Storia

Malinconia barocca. Tra ragione e pazzia, riflessione e tormento

20 Maggio 2023

La malinconia è tornata ad essere un sentimento diffuso di questo nostro tempo: paure, conflitti interni, individuali oltre che politici e sociali, guerre, pandemie, generano uno stato malinconico.

Forse anche per questo si è aperto un ciclo di riflessione in cui pensare passato, o andar a trovare suggerimenti di contenuto nel passato, non si traduce più esclusivamente nella ricerca di tempi di felicità o di rinascita, ma soprattutto si concentra l’attenzione sul tempo del ripiego. Ovvero nel tempo in cui a prevalere è la malinconia, la riflessione sul proprio dolore.

È forse qui uno dei nuclei generativi che hanno mosso Aurelio Musi a scegliere il barocco come tempo storico, come condizione esistenziale intorno a cui scavare.

Se per rappresentare la malinconia, Albrecht Dürer incide, nel 1514, una figura china, la cui concentrazione assorta contrasta singolarmente con il proliferare di oggetti concreti che la attorniano, Aurelio Musi, pur non dimentico di questa immagine che anzi evoca varie volte [per esempio a p. 96] in questa sua monografia sulla malinconia barocca, sceglie di lavorare su questa condizione muovendo da un presupposto diverso proprio perché il suo obiettivo è proporre una lettura problematica, comunque non di scuola, sul tempo del barocco.

Il barocco, solitamente visto o come secolo fastoso, come secolo «smarrito» rispetto a due tempi con forte personalità storica come il Rinascimento e Illuminismo o come radice da cui il Romanticismo ha preso i suoi assunti fondamentali è proposto da Musi, riprendendo un testo classico del primo Seicento ovvero L’anatomia della malinconia  di Robert Burton – di studiarla come risorsa, come replica e non solo non prevalentemente come sottrazione.

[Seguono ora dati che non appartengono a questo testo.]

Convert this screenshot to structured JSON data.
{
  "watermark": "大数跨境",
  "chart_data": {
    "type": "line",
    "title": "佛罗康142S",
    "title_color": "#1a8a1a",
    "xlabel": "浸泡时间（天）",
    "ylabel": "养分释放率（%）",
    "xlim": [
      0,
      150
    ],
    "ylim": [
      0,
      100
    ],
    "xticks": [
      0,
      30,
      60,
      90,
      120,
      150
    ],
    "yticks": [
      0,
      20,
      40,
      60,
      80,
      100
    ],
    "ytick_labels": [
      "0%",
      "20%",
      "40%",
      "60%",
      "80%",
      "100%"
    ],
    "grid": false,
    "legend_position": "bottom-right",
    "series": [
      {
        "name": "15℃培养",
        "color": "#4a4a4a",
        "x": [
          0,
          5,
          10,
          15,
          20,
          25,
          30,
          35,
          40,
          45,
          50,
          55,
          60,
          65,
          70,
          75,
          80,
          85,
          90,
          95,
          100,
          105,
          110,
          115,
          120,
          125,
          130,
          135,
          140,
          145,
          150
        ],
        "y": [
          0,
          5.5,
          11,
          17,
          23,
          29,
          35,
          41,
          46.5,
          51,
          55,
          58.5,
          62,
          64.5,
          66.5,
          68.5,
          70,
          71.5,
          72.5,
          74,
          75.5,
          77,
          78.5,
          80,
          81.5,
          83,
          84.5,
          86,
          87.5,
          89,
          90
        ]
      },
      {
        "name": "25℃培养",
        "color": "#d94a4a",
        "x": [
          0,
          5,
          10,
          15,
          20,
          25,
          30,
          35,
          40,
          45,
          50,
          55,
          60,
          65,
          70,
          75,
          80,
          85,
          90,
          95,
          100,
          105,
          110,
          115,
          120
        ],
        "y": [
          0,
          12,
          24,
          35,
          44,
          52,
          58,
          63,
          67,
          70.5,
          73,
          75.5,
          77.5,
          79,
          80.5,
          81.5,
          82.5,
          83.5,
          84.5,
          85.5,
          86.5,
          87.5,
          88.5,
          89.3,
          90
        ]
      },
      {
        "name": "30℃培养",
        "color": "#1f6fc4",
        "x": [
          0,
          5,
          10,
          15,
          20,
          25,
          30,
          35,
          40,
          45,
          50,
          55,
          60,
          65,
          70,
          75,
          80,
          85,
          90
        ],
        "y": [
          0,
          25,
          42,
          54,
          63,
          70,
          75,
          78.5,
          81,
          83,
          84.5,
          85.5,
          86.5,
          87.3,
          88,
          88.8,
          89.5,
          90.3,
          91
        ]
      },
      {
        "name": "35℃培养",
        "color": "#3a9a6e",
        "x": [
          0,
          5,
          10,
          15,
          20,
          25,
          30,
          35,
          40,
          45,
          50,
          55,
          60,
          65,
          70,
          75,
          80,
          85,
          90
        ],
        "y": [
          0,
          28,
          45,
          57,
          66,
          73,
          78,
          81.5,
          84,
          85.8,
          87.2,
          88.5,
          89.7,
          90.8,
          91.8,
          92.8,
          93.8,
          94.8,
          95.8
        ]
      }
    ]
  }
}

Malinconia, chiarisce Musi, muovendo anche dalle pagine di Burton che con quel testo costruisce forse la più grande «enciclopedia» dedicata alla «malattia dell’anima», non è da identificarsi tout court con la tristezza o con ciò che oggi chiamiamo «depressione».

“Alla base della malinconia barocca – scrive Musi – c’è l’asimmetria fra tempo del mondo e tempo vissuto dell’io, tra il vuoto del tempo e l’attesa dell’occasione per il riscatto”.

Un profilo che con efficacia descrive la condizione che Cervantes trasferisce in Don Chisciotte. Ma anche sta nel tempo che consegna la preoccupazione dei moralisti – primo tra tutti Michel De Montaigne al tema e all’imperativo di non perdere la lucidità e la possibilità della critica a un sistema di cui avvertono la pervasività.

Un tempo in cui lo spazio di autonomia e di libertà delle persone singole e dei gruppi si restringe. Un tempo dove dunque l’imperativo è trovare le forme, i modi, la lingua, non solo il vocabolario, ma la capacità di esprimersi per coabitare con un potere che rende gli spazi di azione sempre più ristretti e dove dunque cruciale diviene dotarsi di un codice di comportamento che consenta di «salvarsi». È la parabola – ricorda Musi – che ci consegna Giambattista Marino con il suo Adone, a differenza delle lacerazioni che meno di due decenni prima vive Torquato Tasso e che lo conducono a non dare più spazio alla sua creatività artistica e letteraria.

La libertà, come chiarisce Spinoza, ma qui siamo nella seconda metà del secolo, in un tempo in cui il diritto alla rivolta si è affermato a partire dall’Inghilterra, che la possibilità della libertà si presenta come sottrazione a un potere tirannico.

È il tema della libertà dell’uomo (non del cittadino, termine che nel’600 non c’è) che invoca Spinoza nelle pagine conclusive del suo Trattato teologico-politico.

Per questo chiarisce Musi che “il modo migliore e più efficace di conoscere e comprendere le forme più diverse della depressività barocca [è] quello di raccontare storie di donne e uomini che hanno eletto la malinconia come unica divinità al cui altare sacrificare ogni cosa: Spinoza, Cartesio, La Rochefoucauld, Elisabetta di Boemia, Artemisia Gentileschi, con un accento specifico su quelle donne del Barocco che si sono fatte monache controvoglia o di proposito per sfuggire alla malinconia, col solo risultato di sprofondarvi ancora di più.